Here's a question worth pausing on: why does dough rise and beer get alcoholic from the very same organism doing the very same thing? Because both products are byproducts of one chemical reaction. Yeast eats sugar and excretes two wastes — alcohol and gas. In a sealed bottle of beer or wine, the alcohol is the prize and the gas dissolves into fizz. In a lump of dough, the gas is the prize. Each bubble of carbon dioxide gets trapped in the stretchy gluten web, puffing the loaf up like a thousand tiny balloons, while the trace of alcohol simply bakes off in the oven. Same yeast, same fermentation, two of humanity's favorite foods.
This partnership is ancient. People were brewing and leavening for thousands of years before anyone knew yeast existed — fermentation is one of the oldest fungal collaborations in human history, stumbled into long before microscopes revealed who was doing the work. Bakers and brewers simply learned to save a bit of last week's bubbling froth to start the next batch. And in doing so, without ever seeing their workers, they were already selecting them.
Now to the moldy corner of the fridge. Blue cheese gets its veins and its sharp tang from Penicillium roqueforti, a mold deliberately introduced into the curd. The soft white rind on Brie and Camembert comes from Penicillium candidum (and historically Penicillium camemberti, though P. candidum is now the standard species used), blooming across the surface. These molds secrete enzymes — exactly the external digestion covered earlier — that break down fats and proteins into the pungent, savory compounds we call flavor. Other cheeses lean on Aspergillus and related fungi to do similar chemical work. A wedge of aged cheese is, quite literally, a controlled fungal feast that humans have learned to harvest at the perfect moment.
Mushrooms are the part most people picture: button, cremini, portobello, oyster, shiitake. Many are cultivated, grown on beds of composted straw or sawdust where the mycelium spreads unseen before fruiting on cue. And here the domestication story comes full circle. When scientists read the genomes of fermenting and cultivated fungi, they find the same fingerprints we see in domesticated dogs and corn: reduced genetic diversity, lost abilities the organism no longer needs in captivity, and traits sharpened toward what humans wanted — milder flavor, faster growth, more reliable fruiting. We bred these fungi, generation by generation, entirely by feel.

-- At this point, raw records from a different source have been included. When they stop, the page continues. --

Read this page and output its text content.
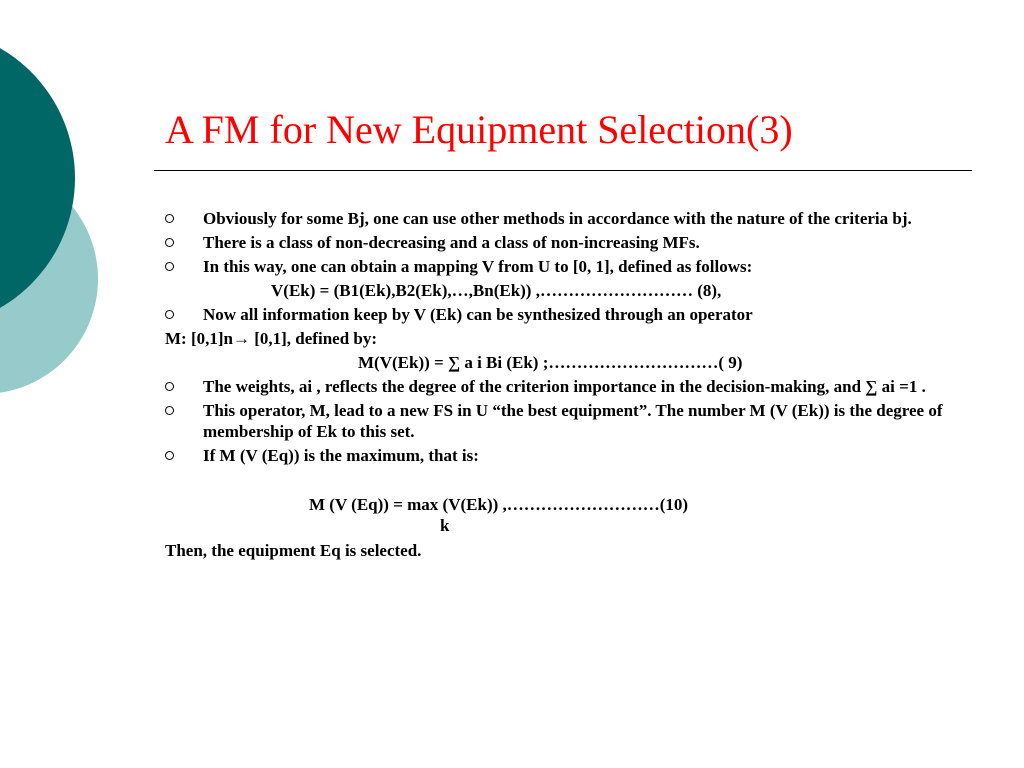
A FM for New Equipment Selection(3)
Obviously for some Bj, one can use other methods in accordance with the nature of the criteria bj.
There is a class of non-decreasing and a class of non-increasing MFs.
In this way, one can obtain a mapping V from U to [0, 1], defined as follows:
V(Ek) = (B1(Ek),B2(Ek),…,Bn(Ek)) ,……………………… (8),
Now all information keep by V (Ek) can be synthesized through an operator
M: [0,1]n→ [0,1], defined by:
M(V(Ek)) = ∑ a i Bi (Ek) ;…………………………( 9)
The weights, ai , reflects the degree of the criterion importance in the decision-making, and ∑ ai =1 .
This operator, M, lead to a new FS in U “the best equipment”. The number M (V (Ek)) is the degree of membership of Ek to this set.
If M (V (Eq)) is the maximum, that is:
M (V (Eq)) = max (V(Ek)) ,………………………(10)
k
Then, the equipment Eq is selected.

So what's worth keeping? Three things. One organism, Saccharomyces cerevisiae, gives us both bread and booze because fermentation produces gas and alcohol together. Mold-ripened cheeses are flavored by fungi digesting the curd from the outside in. And our long, blind partnership left genetic marks that prove we've been domesticating fungi for millennia — co-cooks we never once laid eyes on.